Iraq Missile Attacks Missed Real Targets

March 19, 2004 -- The U.S. missile attack that official launched the war on Iraq last March 19 began sooner than the U.S. command had planned. Bush administration officials apparently thought they had Saddam Hussein himself in their sights, and perhaps his two sons as well.

"We had some information from the Central Intelligence Agency that they had an unimpeachable source that Saddam Hussein was going to be in a residence in a bunker in Dura Farms," said Marc Garlasco, who was former chief of high-value targets for the Pentagon's Joint Staff during the war.

Garlasco said his group had absolute confidence in the intelligence it received. "There was no question that Sadddam was not going to be there. There was no question that there was not a bunker there," he said. "We were so certain that we basically tossed the plan for the war out the window and went with something completely new."
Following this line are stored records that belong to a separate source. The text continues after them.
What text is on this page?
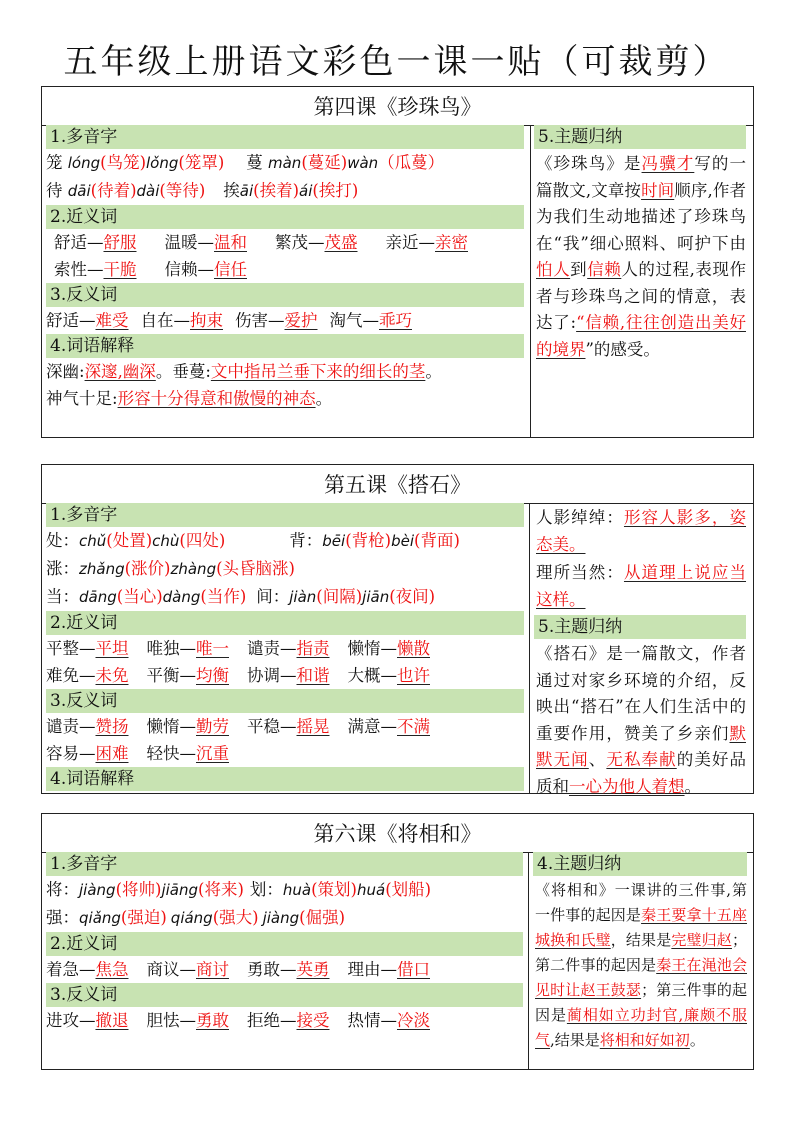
五年级上册语文彩色一课一贴（可裁剪）
第四课《珍珠鸟》
1.多音字
笼 lóng(鸟笼)lǒng(笼罩) 蔓 màn(蔓延)wàn（瓜蔓）
待 dāi(待着)dài(等待) 挨āi(挨着)ái(挨打)
2.近义词
舒适—舒服 温暖—温和 繁茂—茂盛 亲近—亲密
索性—干脆 信赖—信任
3.反义词
舒适—难受 自在—拘束 伤害—爱护 淘气—乖巧
4.词语解释
深幽:深邃,幽深。垂蔓:文中指吊兰垂下来的细长的茎。
神气十足:形容十分得意和傲慢的神态。
5.主题归纳
《珍珠鸟》是冯骥才写的一篇散文,文章按时间顺序,作者为我们生动地描述了珍珠鸟在“我”细心照料、呵护下由怕人到信赖人的过程,表现作者与珍珠鸟之间的情意，表达了:“信赖,往往创造出美好的境界”的感受。
第五课《搭石》
1.多音字
处：chǔ(处置)chù(四处)	背：bēi(背枪)bèi(背面)
涨：zhǎng(涨价)zhàng(头昏脑涨)
当：dāng(当心)dàng(当作) 间：jiàn(间隔)jiān(夜间)
2.近义词
平整—平坦 唯独—唯一 谴责—指责 懒惰—懒散
难免—未免 平衡—均衡 协调—和谐 大概—也许
3.反义词
谴责—赞扬 懒惰—勤劳 平稳—摇晃 满意—不满
容易—困难 轻快—沉重
4.词语解释
人影绰绰：形容人影多，姿态美。
理所当然：从道理上说应当这样。
5.主题归纳
《搭石》是一篇散文，作者通过对家乡环境的介绍，反映出“搭石”在人们生活中的重要作用，赞美了乡亲们默默无闻、无私奉献的美好品质和一心为他人着想。
第六课《将相和》
1.多音字
将：jiàng(将帅)jiāng(将来) 划：huà(策划)huá(划船)
强：qiǎng(强迫) qiáng(强大) jiàng(倔强)
2.近义词
着急—焦急 商议—商讨 勇敢—英勇 理由—借口
3.反义词
进攻—撤退 胆怯—勇敢 拒绝—接受 热情—冷淡
4.主题归纳
《将相和》一课讲的三件事,第一件事的起因是秦王要拿十五座城换和氏璧，结果是完璧归赵；第二件事的起因是秦王在渑池会见时让赵王鼓瑟；第三件事的起因是蔺相如立功封官,廉颇不服气,结果是将相和好如初。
Garlasco planned strikes on Saddam Hussein and other top leaders using communications intercepts from the National Security Agency … satellite imagery from the National Imagery and Mapping Agency … and human intelligence from the CIA.

"We were working in the bowels of the Pentagon," Garlasco said. "You've got a lot of people packed in there, there's a lot of excitement, people are bristling with excitement and the thought is, 'We can end the war here on the first night the first shot.' "

That excitement could be heard in statements made by administration officials like Defense Secretary Donald Rumsfeld who appeared in the Pentagon briefing room to give updates on the progress of the war. One day after the first missile strikes, he announced, "Coalition forces hit a senior Iraqi leadership compound last evening."

The missiles did hit their marks around the farm. But there was no heavily fortified bunker there … and no Saddam Hussein. It would not be the last time during Garlasco's tenure that the intelligence failed.

The Strike on 'Chemical Ali'

"We were zero for 50 in all the strikes against high value targets," Garlasco said. "The problem is, while all of the weapons were extraordinarily accurate and they hit the targets precisely, none of the fellows were actually there."

Pentagon officials would refer again to successful strikes on Iraqi targets, such as on April, 7, 2003, when Gen. Richard Myers, chairman of the Joint Chiefs of Staff, presented video of a missile attack on the home of Ali Hassan Majid.

Majid — known as "Chemical Ali" — was a key general and governor of southern Iraq. A cousin of Saddam, he earned his nickname through the use of chemical weapons to suppress a Kurdish rebellion in northern Iraq in the late 1980s. Thousands of Kurds were killed.

"The strike on Chemical Ali in Basra — we were actually able to watch that one because we had a predatory drone overhead," said Marc Garlasco. "And you know we were cheering because we thought we had killed Chemical Ali. He was a war criminal and a very bad man."

"But in fact, later on we learned that there were 17 civilians killed," Garlasco said.

Garlasco left the Pentagon last April and went to Iraq to work with Human Rights Watch. The organization conducted a mission to Iraq between late April and early June 2003 "to identify and investigate potential violations of international humanitarian law" by opposing sides of the war, and "to identify patterns of combat by those parties which may have caused civilian casualties and suffering that could have been avoided."

Ultimately, both Chemical Ali and Saddam Hussein were captured alive. But in the numerous attempts to kill them and other high-profile targets during the war at least 100 civilians were killed, Garlasco said.

"Intelligence is like predicting the weather, you have a set of indicators and you think that something is going to go someway and predict what's going to happen," he said. "The problem is — unlike the weather — with intelligence, if you are wrong, people will die."

The Pentagon officially disputes the figures that Garlasco provided about intelligence failures, and said it does not keep track of civilian casualties.